Was aber zeigt die Ausstellung in der Unteren Rathaushalle? Neben einer kürzlich premierten Videoinstallation zum Thema „Lebensraum Knast“ der beiden Studenten und Studienpreisträger Andreas Eicker und Niels Albrecht vor allem Skulpturen und Plastiken aus Holz, Wachs und Stein. Ergänzt werden die Objekte der Werkstatt Oslebshausen durch Arbeiten aus anderen deutschen Gefängnissen.
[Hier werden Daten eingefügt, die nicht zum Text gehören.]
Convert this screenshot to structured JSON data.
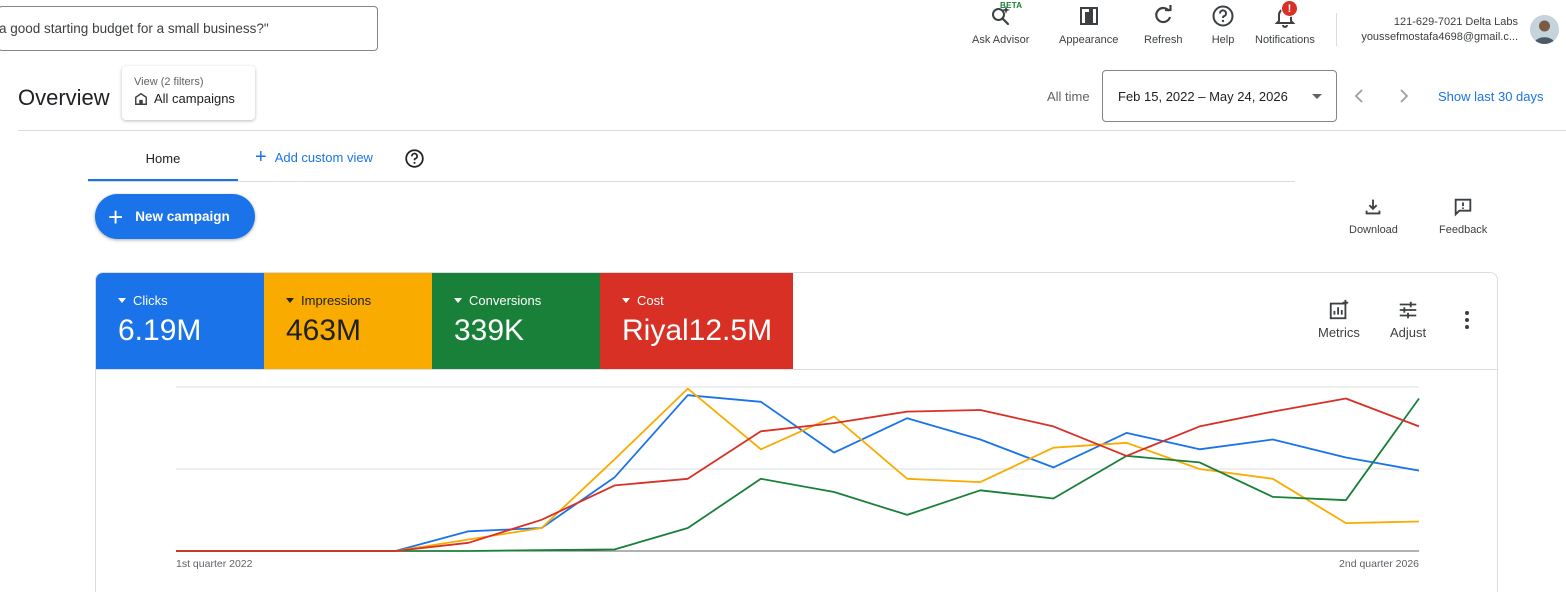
{
  "header": {
    "search_text": "a good starting budget for a small business?\"",
    "tools": {
      "ask_advisor": "Ask Advisor",
      "beta": "BETA",
      "appearance": "Appearance",
      "refresh": "Refresh",
      "help": "Help",
      "notifications": "Notifications",
      "notifications_badge": "!"
    },
    "account": {
      "line1": "121-629-7021 Delta Labs",
      "line2": "youssefmostafa4698@gmail.c..."
    }
  },
  "overview": {
    "title": "Overview",
    "view_filters": "View (2 filters)",
    "view_name": "All campaigns",
    "all_time": "All time",
    "date_range": "Feb 15, 2022 – May 24, 2026",
    "show_last": "Show last 30 days"
  },
  "tabs": {
    "home": "Home",
    "add_custom_view": "Add custom view"
  },
  "actions": {
    "new_campaign": "New campaign",
    "download": "Download",
    "feedback": "Feedback"
  },
  "metrics": {
    "clicks": {
      "label": "Clicks",
      "value": "6.19M",
      "color": "#1a73e8"
    },
    "impressions": {
      "label": "Impressions",
      "value": "463M",
      "color": "#f9ab00"
    },
    "conversions": {
      "label": "Conversions",
      "value": "339K",
      "color": "#188038"
    },
    "cost": {
      "label": "Cost",
      "value": "Riyal12.5M",
      "color": "#d93025"
    },
    "metrics_btn": "Metrics",
    "adjust_btn": "Adjust"
  },
  "chart_data": {
    "type": "line",
    "x_start_label": "1st quarter 2022",
    "x_end_label": "2nd quarter 2026",
    "x": [
      0,
      1,
      2,
      3,
      4,
      5,
      6,
      7,
      8,
      9,
      10,
      11,
      12,
      13,
      14,
      15,
      16,
      17
    ],
    "ylim": [
      0,
      100
    ],
    "grid": true,
    "series": [
      {
        "color": "#1a73e8",
        "values": [
          0,
          0,
          0,
          0,
          12,
          14,
          45,
          95,
          91,
          60,
          81,
          68,
          51,
          72,
          62,
          68,
          57,
          49
        ]
      },
      {
        "color": "#f9ab00",
        "values": [
          0,
          0,
          0,
          0,
          7,
          14,
          56,
          99,
          62,
          82,
          44,
          42,
          63,
          66,
          50,
          44,
          17,
          18
        ]
      },
      {
        "color": "#188038",
        "values": [
          0,
          0,
          0,
          0,
          0,
          0.5,
          1,
          14,
          44,
          36,
          22,
          37,
          32,
          58,
          54,
          33,
          31,
          93
        ]
      },
      {
        "color": "#d93025",
        "values": [
          0,
          0,
          0,
          0,
          5,
          19,
          40,
          44,
          73,
          78,
          85,
          86,
          76,
          58,
          76,
          85,
          93,
          76
        ]
      }
    ]
  }
}
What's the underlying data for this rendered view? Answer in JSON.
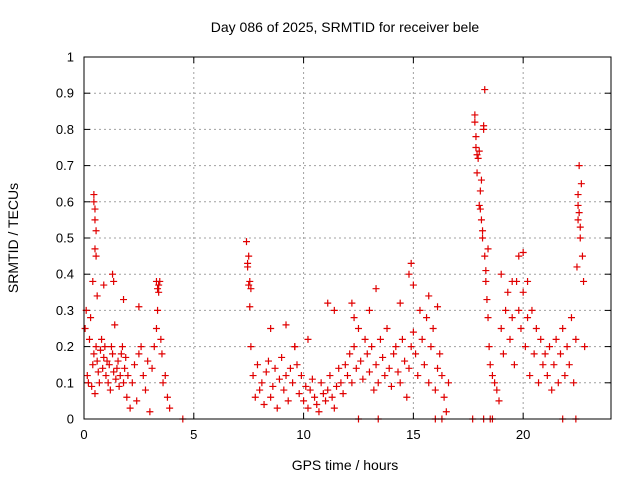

Thematisch dominieren Tier- und Menschendarstellungen. Angefangen vom witzigen „Kleinen Arschgesicht“ von Michael B. über August T. zarter Figur „Ausgestreckt“ bis hin zu Jens K.s imposanter Arbeiterskulptur „Hein Mück“. Alles Werke, die deutlich zeigen, daß über den sozialtherapeutischen Aspekt hinaus in der JVA talentierte Menschen zum Teil beeindruckende Kunstwerke geschaffen haben. Daß allerdings die Anstaltsleiterin Ines Kalisch die Arbeit der Gefangenen in der Bildhauerwerkstatt „auch als kleinen Ausgleich für den Schaden, den sie zuvor angerichtet hatten“ betrachtet, und die Anstaltsleiterin der ebenfalls präsenten JVA Vechta bemerkt, in ihrer Anstalt diene die künstlerische Arbeit der Gefangenen auch der Verschönerung der Arbeitsräume der WärterInnen, ist bezeichnend für die Wertschätzung, die solche Arbeiten heute erfahren. Letztendlich sind es eben vor allem Knackis, die da Kunst machen dürfen. zott

Die Ausstellung ist bis zum 20.9. täglich von 11-18 Uhr zu sehen. Es ist ein Katalog (20 Mark) erschienen. Am 5.9. spricht im Presseclub, Schnoor 27/28, der Berliner Regisseur und Künstler Roland Brus zum Thema „Kunst-Gefängnis-Stadt – Neue Strategien künstlerischer Arbeit“. Am 12.9. (14 Uhr) findet eine Radspazierfahrt zu öffentlichen Objekten der JVA Bremen statt. Treffpunkt: 14 Uhr, Jan-Reiners-Lokomotive, Hemmstr.. Tags darauf – Treffpunkt Kunsthalle – wird die Tour ab 14 Uhr als kostenlose Busrundfahrt durchgeführt.